La teoría de evolución por selección natural precisa de la existencia de diferencias genéticas entre los individuos que componen una misma población, aunque el desconocimiento de los mecanismos de la herencia biológica impuso a la formulación original del darwinismo una ambigüedad excesiva. Consciente de esa carencia, Darwin recurrió a documentar exhaustivamente la variabilidad hereditaria que presentan los caracteres morfológicos de las plantas cultivadas y los animales domésticos, utilizada de antiguo por los mejoradores mediante selección artificial (The Variation of Animals and Plants under Domestication, 1868), y también a describir pormenorizadamente el deterioro de esos atributos y, más concretamente, el de la calidad biológica global del individuo, en la progenie de apareamientos consanguíneos, otro asunto de general interés en la práctica agronómica (The Effects of Cross and Self-fertilization in the Vegetable Kingdom, 1876). El pretendido paralelismo entre las fuerzas de selección natural y artificial no pasa de ser una analogía superficial, aunque los logros de la segunda constituyeran la principal base empírica de la inspiración de Darwin. Por otra parte, el tema de la depresión consanguínea obsesionaba al padre del evolucionismo que, al fin y al cabo, estaba casado con una prima con la que tuvo diez hijos, cuatro de los cuales siguieron la inclinación paterna en la búsqueda de pareja. Jones aprovecha la ocasión para tratar ambos temas, en especial para sondear la carga mítica añadida a la legislación pertinente sobre la última materia. Por ejemplo, a la luz de la genética, es insostenible que el matrimonio entre tío y sobrina sea plenamente legal, al menos en Europa, mientras que el de medios hermanos no lo sea, excepto en Suecia, aunque las previsibles consecuencias perjudiciales de ambos sean idénticas.

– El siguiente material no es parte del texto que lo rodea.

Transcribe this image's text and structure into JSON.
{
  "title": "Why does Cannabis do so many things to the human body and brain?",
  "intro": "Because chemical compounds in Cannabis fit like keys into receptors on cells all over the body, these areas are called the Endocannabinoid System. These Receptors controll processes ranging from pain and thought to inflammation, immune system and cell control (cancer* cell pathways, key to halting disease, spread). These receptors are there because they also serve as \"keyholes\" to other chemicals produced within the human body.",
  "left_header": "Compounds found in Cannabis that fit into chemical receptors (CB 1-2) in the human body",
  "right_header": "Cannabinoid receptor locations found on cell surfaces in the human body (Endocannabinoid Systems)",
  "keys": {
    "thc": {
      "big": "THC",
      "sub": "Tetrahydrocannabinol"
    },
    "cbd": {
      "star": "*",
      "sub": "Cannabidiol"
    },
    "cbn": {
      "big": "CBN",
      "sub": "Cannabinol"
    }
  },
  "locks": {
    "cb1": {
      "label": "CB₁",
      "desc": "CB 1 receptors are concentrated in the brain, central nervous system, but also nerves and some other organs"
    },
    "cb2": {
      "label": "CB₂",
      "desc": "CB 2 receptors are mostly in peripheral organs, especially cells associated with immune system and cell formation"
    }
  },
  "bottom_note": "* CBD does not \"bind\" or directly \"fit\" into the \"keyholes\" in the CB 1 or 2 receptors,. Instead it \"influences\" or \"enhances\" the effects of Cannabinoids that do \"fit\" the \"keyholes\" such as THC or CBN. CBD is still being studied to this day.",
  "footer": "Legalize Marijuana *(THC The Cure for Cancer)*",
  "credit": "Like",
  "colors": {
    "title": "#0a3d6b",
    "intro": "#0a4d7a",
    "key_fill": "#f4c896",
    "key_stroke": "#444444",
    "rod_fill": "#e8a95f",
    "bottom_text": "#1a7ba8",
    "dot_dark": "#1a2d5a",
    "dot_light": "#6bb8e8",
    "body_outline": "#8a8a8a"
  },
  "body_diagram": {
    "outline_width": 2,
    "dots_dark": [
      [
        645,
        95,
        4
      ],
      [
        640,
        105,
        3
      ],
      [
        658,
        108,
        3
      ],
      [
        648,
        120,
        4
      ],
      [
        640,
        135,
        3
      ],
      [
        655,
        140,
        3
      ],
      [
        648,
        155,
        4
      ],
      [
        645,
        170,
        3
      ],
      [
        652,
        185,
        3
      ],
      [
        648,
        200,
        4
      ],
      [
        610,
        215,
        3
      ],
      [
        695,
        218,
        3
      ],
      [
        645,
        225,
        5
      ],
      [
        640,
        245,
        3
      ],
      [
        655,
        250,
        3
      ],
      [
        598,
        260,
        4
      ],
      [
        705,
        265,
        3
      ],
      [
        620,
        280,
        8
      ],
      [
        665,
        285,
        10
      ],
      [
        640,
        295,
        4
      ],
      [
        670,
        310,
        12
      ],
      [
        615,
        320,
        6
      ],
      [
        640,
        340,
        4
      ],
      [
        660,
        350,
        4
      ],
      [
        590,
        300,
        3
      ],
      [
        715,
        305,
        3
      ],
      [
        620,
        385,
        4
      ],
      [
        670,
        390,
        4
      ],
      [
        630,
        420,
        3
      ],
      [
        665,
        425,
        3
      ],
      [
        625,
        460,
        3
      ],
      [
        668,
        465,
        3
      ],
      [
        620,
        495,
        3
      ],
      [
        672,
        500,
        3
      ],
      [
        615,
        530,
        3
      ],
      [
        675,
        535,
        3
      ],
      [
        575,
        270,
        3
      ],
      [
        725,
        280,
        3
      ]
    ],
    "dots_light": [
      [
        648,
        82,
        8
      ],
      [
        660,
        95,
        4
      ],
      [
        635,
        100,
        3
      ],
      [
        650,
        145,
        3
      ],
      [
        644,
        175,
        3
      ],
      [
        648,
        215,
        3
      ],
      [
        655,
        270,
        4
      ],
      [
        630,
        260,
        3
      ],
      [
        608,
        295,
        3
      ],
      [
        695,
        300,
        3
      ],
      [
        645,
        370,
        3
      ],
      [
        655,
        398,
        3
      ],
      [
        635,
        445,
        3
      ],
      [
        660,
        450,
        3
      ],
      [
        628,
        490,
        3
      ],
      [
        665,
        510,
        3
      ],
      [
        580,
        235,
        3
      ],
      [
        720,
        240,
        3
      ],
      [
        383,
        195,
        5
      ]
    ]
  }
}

El origen común del hombre y los primates fue tratado por Darwin en dos obras publicadas con posterioridad a El origen (The Expression of the Emotions in Man and Other Animals, 1872; The Descent of Man, and Selection in Relation to Sex, 1871). Hoy sabemos que las diferencias genómicas entre uno y otros son muy pequeñas, aunque el significado de esta observación se nos escapa, puesto que esa notable semejanza produce resultados palpablemente muy distintos a los niveles que en realidad nos importan. Es sugerente que la huella de la selección natural más reciente sea bastante más acusada en los chimpancés que en los seres humanos, quizás indicativo del debilitamiento de la acción de ese agente evolutivo en la especie que posee una mayor capacidad de modificar el medio.

Apartándose deliberadamente de las extrapolaciones a la moda, Jones rechaza «cualquier discusión sobre la influencia del darwinismo en la condición humana […] y los argumentos hueros referentes a sus interacciones con la religión» (p. 7). En este sentido, debe decirse que las disciplinas que pretenden prolongar la acción de los mecanismos evolutivos más allá del campo para el que han sido concebidos y donde pueden ser verificados, suelen aceptar, sin mayores precauciones, una influencia hereditaria universal para explicar determinados comportamientos sociales a la luz de un darwinismo metafórico. Sin embargo, puede afirmarse que carecemos de pruebas convincentes que demuestren la existencia de variabilidad genética con respecto a distintas facetas del comportamiento humano, lo cual, dicho sea de paso, no la niega en manera alguna.
 

Darwin’s Island es una obra escrita con claridad y buen estilo, que relaciona multitud de observaciones científicas de todo tipo para ilustrar convincentemente la permanencia y el alcance del pensamiento del príncipe de los biólogos.